4. È evidente che i religiosi e le religiose sono chiamati alla santità in un modo urgente. La via dei consigli evangelici, di fatto, è spesso chiamata “via di perfezione” e lo stato di vita consacrata “stato di perfezione”. La vocazione religiosa è il grande problema della Chiesa del nostro tempo. Proprio per questo è necessario riaffermare con forza che essa appartiene a quella pienezza spirituale che lo stesso Spirito – lo spirito di Cristo – suscita e plasma nel Popolo di Dio. Senza gli ordini religiosi, senza la vita “consacrata”, mediante i voti di castità, di povertà e di obbedienza, la Chiesa non sarebbe pienamente se stessa. I religiosi, in effetti, diceva Papa Paolo VI “con la stessa intima natura del loro essere si collocano nel dinamismo della Chiesa, assetata dell’Assoluto, che è Dio, chiamata alla santità” (Evangelii Nuntiandi, 69). Del resto, in diversi modi, il recente “Sinodo sulla Vita Consacrata” ha voluto riaffermare che la vita consacrata è la testimonianza pubblica della vocazione alla santità, vivendo nella Chiesa la Comunione per la Missione, attraverso l’annuncio costante e gioioso delle verità del Regno rivelate da Gesù.

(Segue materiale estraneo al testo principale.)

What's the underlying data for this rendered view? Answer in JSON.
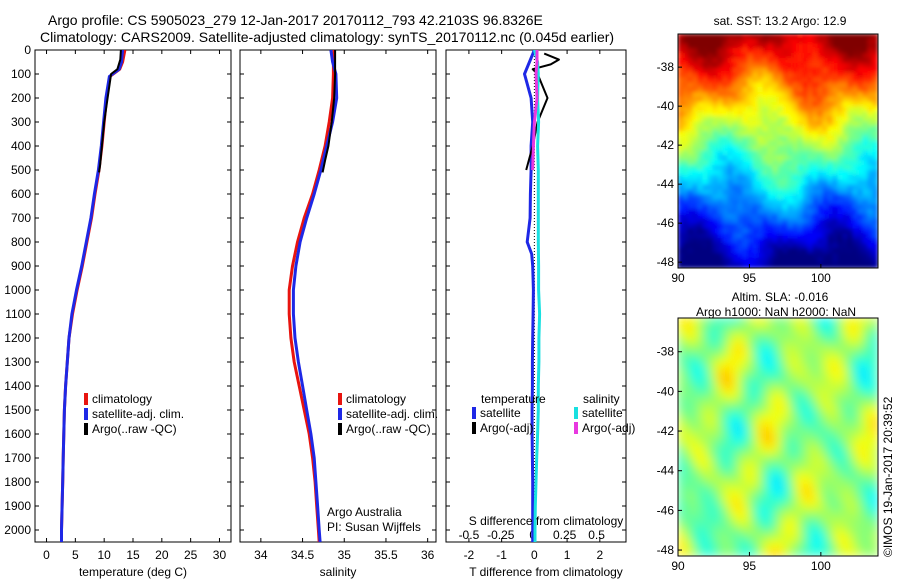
{
  "header": {
    "line1": "Argo profile: CS 5905023_279 12-Jan-2017 20170112_793 42.2103S 96.8326E",
    "line2": "Climatology: CARS2009. Satellite-adjusted climatology: synTS_20170112.nc (0.045d earlier)"
  },
  "credit": {
    "org": "Argo Australia",
    "pi": "PI: Susan Wijffels",
    "imos": "©IMOS 19-Jan-2017 20:39:52"
  },
  "colors": {
    "climatology": "#e8140f",
    "satellite": "#1e28e6",
    "argo": "#000000",
    "sat_salinity": "#18e0e0",
    "argo_salinity": "#e838e0"
  },
  "chart_data": [
    {
      "id": "temperature",
      "type": "line",
      "xlabel": "temperature (deg C)",
      "ylabel": "",
      "xlim": [
        -2,
        32
      ],
      "ylim": [
        2050,
        0
      ],
      "xticks": [
        0,
        5,
        10,
        15,
        20,
        25,
        30
      ],
      "yticks": [
        0,
        100,
        200,
        300,
        400,
        500,
        600,
        700,
        800,
        900,
        1000,
        1100,
        1200,
        1300,
        1400,
        1500,
        1600,
        1700,
        1800,
        1900,
        2000
      ],
      "legend": [
        "climatology",
        "satellite-adj. clim.",
        "Argo(..raw -QC)"
      ],
      "series": [
        {
          "name": "climatology",
          "color_key": "climatology",
          "points": [
            [
              13.6,
              0
            ],
            [
              13.2,
              50
            ],
            [
              12.7,
              80
            ],
            [
              11.0,
              110
            ],
            [
              10.4,
              200
            ],
            [
              10.0,
              300
            ],
            [
              9.6,
              400
            ],
            [
              9.1,
              500
            ],
            [
              8.4,
              600
            ],
            [
              7.8,
              700
            ],
            [
              7.0,
              800
            ],
            [
              6.2,
              900
            ],
            [
              5.3,
              1000
            ],
            [
              4.5,
              1100
            ],
            [
              3.9,
              1200
            ],
            [
              3.6,
              1300
            ],
            [
              3.3,
              1400
            ],
            [
              3.1,
              1500
            ],
            [
              3.0,
              1600
            ],
            [
              2.9,
              1700
            ],
            [
              2.8,
              1800
            ],
            [
              2.7,
              1900
            ],
            [
              2.6,
              2000
            ],
            [
              2.6,
              2050
            ]
          ]
        },
        {
          "name": "satellite-adj. clim.",
          "color_key": "satellite",
          "points": [
            [
              13.2,
              0
            ],
            [
              13.0,
              50
            ],
            [
              12.6,
              80
            ],
            [
              10.9,
              110
            ],
            [
              10.3,
              200
            ],
            [
              9.9,
              300
            ],
            [
              9.5,
              400
            ],
            [
              9.0,
              500
            ],
            [
              8.3,
              600
            ],
            [
              7.7,
              700
            ],
            [
              6.9,
              800
            ],
            [
              6.1,
              900
            ],
            [
              5.2,
              1000
            ],
            [
              4.4,
              1100
            ],
            [
              3.9,
              1200
            ],
            [
              3.6,
              1300
            ],
            [
              3.3,
              1400
            ],
            [
              3.1,
              1500
            ],
            [
              3.0,
              1600
            ],
            [
              2.9,
              1700
            ],
            [
              2.8,
              1800
            ],
            [
              2.7,
              1900
            ],
            [
              2.6,
              2000
            ],
            [
              2.6,
              2050
            ]
          ]
        },
        {
          "name": "Argo(..raw -QC)",
          "color_key": "argo",
          "points": [
            [
              12.9,
              0
            ],
            [
              12.8,
              40
            ],
            [
              12.3,
              80
            ],
            [
              11.2,
              100
            ],
            [
              10.6,
              200
            ],
            [
              10.0,
              300
            ],
            [
              9.6,
              400
            ],
            [
              9.3,
              480
            ],
            [
              9.1,
              510
            ]
          ]
        }
      ]
    },
    {
      "id": "salinity",
      "type": "line",
      "xlabel": "salinity",
      "ylabel": "",
      "xlim": [
        33.75,
        36.1
      ],
      "ylim": [
        2050,
        0
      ],
      "xticks": [
        34,
        34.5,
        35,
        35.5,
        36
      ],
      "legend": [
        "climatology",
        "satellite-adj. clim.",
        "Argo(..raw -QC)"
      ],
      "series": [
        {
          "name": "climatology",
          "color_key": "climatology",
          "points": [
            [
              34.88,
              0
            ],
            [
              34.87,
              50
            ],
            [
              34.87,
              100
            ],
            [
              34.86,
              200
            ],
            [
              34.82,
              300
            ],
            [
              34.77,
              400
            ],
            [
              34.7,
              500
            ],
            [
              34.62,
              600
            ],
            [
              34.52,
              700
            ],
            [
              34.44,
              800
            ],
            [
              34.38,
              900
            ],
            [
              34.34,
              1000
            ],
            [
              34.34,
              1100
            ],
            [
              34.36,
              1200
            ],
            [
              34.4,
              1300
            ],
            [
              34.46,
              1400
            ],
            [
              34.52,
              1500
            ],
            [
              34.58,
              1600
            ],
            [
              34.62,
              1700
            ],
            [
              34.65,
              1800
            ],
            [
              34.67,
              1900
            ],
            [
              34.69,
              2000
            ],
            [
              34.7,
              2050
            ]
          ]
        },
        {
          "name": "satellite-adj. clim.",
          "color_key": "satellite",
          "points": [
            [
              34.84,
              0
            ],
            [
              34.86,
              50
            ],
            [
              34.9,
              100
            ],
            [
              34.91,
              200
            ],
            [
              34.86,
              300
            ],
            [
              34.79,
              400
            ],
            [
              34.72,
              500
            ],
            [
              34.64,
              600
            ],
            [
              34.55,
              700
            ],
            [
              34.47,
              800
            ],
            [
              34.42,
              900
            ],
            [
              34.39,
              1000
            ],
            [
              34.39,
              1100
            ],
            [
              34.41,
              1200
            ],
            [
              34.45,
              1300
            ],
            [
              34.5,
              1400
            ],
            [
              34.55,
              1500
            ],
            [
              34.6,
              1600
            ],
            [
              34.64,
              1700
            ],
            [
              34.66,
              1800
            ],
            [
              34.68,
              1900
            ],
            [
              34.7,
              2000
            ],
            [
              34.71,
              2050
            ]
          ]
        },
        {
          "name": "Argo(..raw -QC)",
          "color_key": "argo",
          "points": [
            [
              34.89,
              0
            ],
            [
              34.89,
              50
            ],
            [
              34.89,
              100
            ],
            [
              34.88,
              200
            ],
            [
              34.85,
              300
            ],
            [
              34.81,
              400
            ],
            [
              34.77,
              460
            ],
            [
              34.74,
              510
            ]
          ]
        }
      ]
    },
    {
      "id": "difference",
      "type": "line",
      "xlabel": "T difference from climatology",
      "x2label": "S difference from climatology",
      "ylabel": "",
      "xlim": [
        -2.7,
        2.8
      ],
      "ylim": [
        2050,
        0
      ],
      "xticks": [
        -2,
        -1,
        0,
        1,
        2
      ],
      "x2ticks": [
        -0.5,
        -0.25,
        0,
        0.25,
        0.5
      ],
      "legend_headers": [
        "temperature",
        "salinity"
      ],
      "legend": [
        "satellite",
        "Argo(-adj)",
        "satellite",
        "Argo(-adj)"
      ],
      "series": [
        {
          "name": "temperature satellite",
          "color_key": "satellite",
          "points": [
            [
              0.0,
              0
            ],
            [
              -0.3,
              100
            ],
            [
              -0.1,
              200
            ],
            [
              -0.05,
              300
            ],
            [
              -0.1,
              400
            ],
            [
              -0.1,
              500
            ],
            [
              -0.12,
              600
            ],
            [
              -0.13,
              700
            ],
            [
              -0.22,
              800
            ],
            [
              -0.08,
              850
            ],
            [
              -0.05,
              900
            ],
            [
              -0.03,
              1000
            ],
            [
              -0.04,
              1100
            ],
            [
              -0.05,
              1200
            ],
            [
              -0.06,
              1300
            ],
            [
              -0.06,
              1400
            ],
            [
              -0.07,
              1500
            ],
            [
              -0.07,
              1600
            ],
            [
              -0.06,
              1700
            ],
            [
              -0.05,
              1800
            ],
            [
              -0.05,
              1900
            ],
            [
              -0.05,
              2000
            ],
            [
              -0.05,
              2050
            ]
          ]
        },
        {
          "name": "temperature Argo(-adj)",
          "color_key": "argo",
          "points": [
            [
              0.3,
              15
            ],
            [
              0.75,
              40
            ],
            [
              0.5,
              60
            ],
            [
              -0.05,
              80
            ],
            [
              0.1,
              100
            ],
            [
              0.4,
              200
            ],
            [
              0.1,
              300
            ],
            [
              -0.05,
              400
            ],
            [
              -0.25,
              500
            ]
          ]
        },
        {
          "name": "salinity satellite",
          "color_key": "sat_salinity",
          "points": [
            [
              0.0,
              0
            ],
            [
              0.1,
              50
            ],
            [
              0.12,
              100
            ],
            [
              0.1,
              200
            ],
            [
              0.13,
              300
            ],
            [
              0.1,
              400
            ],
            [
              0.12,
              500
            ],
            [
              0.12,
              600
            ],
            [
              0.12,
              700
            ],
            [
              0.12,
              800
            ],
            [
              0.13,
              900
            ],
            [
              0.13,
              1000
            ],
            [
              0.16,
              1100
            ],
            [
              0.14,
              1200
            ],
            [
              0.14,
              1300
            ],
            [
              0.12,
              1400
            ],
            [
              0.12,
              1500
            ],
            [
              0.1,
              1600
            ],
            [
              0.07,
              1700
            ],
            [
              0.05,
              1800
            ],
            [
              0.03,
              1900
            ],
            [
              0.02,
              2000
            ],
            [
              0.02,
              2050
            ]
          ]
        },
        {
          "name": "salinity Argo(-adj)",
          "color_key": "argo_salinity",
          "points": [
            [
              0.08,
              0
            ],
            [
              0.08,
              50
            ],
            [
              0.05,
              100
            ],
            [
              0.08,
              200
            ],
            [
              0.0,
              300
            ],
            [
              -0.03,
              400
            ],
            [
              -0.05,
              500
            ]
          ]
        }
      ]
    },
    {
      "id": "sst_map",
      "type": "heatmap",
      "title": "sat. SST: 13.2 Argo: 12.9",
      "xlim": [
        90,
        104
      ],
      "ylim": [
        -48.3,
        -36.3
      ],
      "xticks": [
        90,
        95,
        100
      ],
      "yticks": [
        -38,
        -40,
        -42,
        -44,
        -46,
        -48
      ],
      "colorscale": "jet",
      "gradient": "warm in north, cold in south"
    },
    {
      "id": "sla_map",
      "type": "heatmap",
      "title": "Altim. SLA: -0.016",
      "subtitle": "Argo h1000: NaN h2000: NaN",
      "xlim": [
        90,
        104
      ],
      "ylim": [
        -48.3,
        -36.3
      ],
      "xticks": [
        90,
        95,
        100
      ],
      "yticks": [
        -38,
        -40,
        -42,
        -44,
        -46,
        -48
      ],
      "colorscale": "jet"
    }
  ]
}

È necessario pertanto che voi rivolgiate la vostra attenzione alla santificazione delle persone comuni che costituiscono il Popolo di Dio. L’antichissima tradizione ecclesiale – con profonde radici evangeliche – che considera la santità come un diritto e un dovere di tutti i fedeli, è stata approfondita nella prima metà di questo secolo e ripresa, significativamente, dal Concilio Vaticano II a tal punto da poter affermare che la chiamata universale alla santità costituisce l’asse centrale di tutti i suoi insegnamenti. “Tutti nella Chiesa, sia che appartengano alla gerarchia sia che essa siano diretti, sono chiamati alla santità, secondo il detto dell’apostolo: «La volontà di Dio è questa, che vi santifichiate»” (1 Ts 4, 3) (Lumen Gentium, 39).

Voi, in quanto Pastori, dovete infondere questa verità in tutti i vostri fedeli: nella Chiesa vi è un ordine gerarchico e diverse condizioni, ma vi è anche una unità radicale: il diritto e il dovere di cercare di essere santi, di amare Dio con tutto il cuore, con tutta l’anima e con tutte le forze, poiché a tutti noi – sacerdoti, religiosi e laici – fu detto “siate santi come il vostro Padre celeste”.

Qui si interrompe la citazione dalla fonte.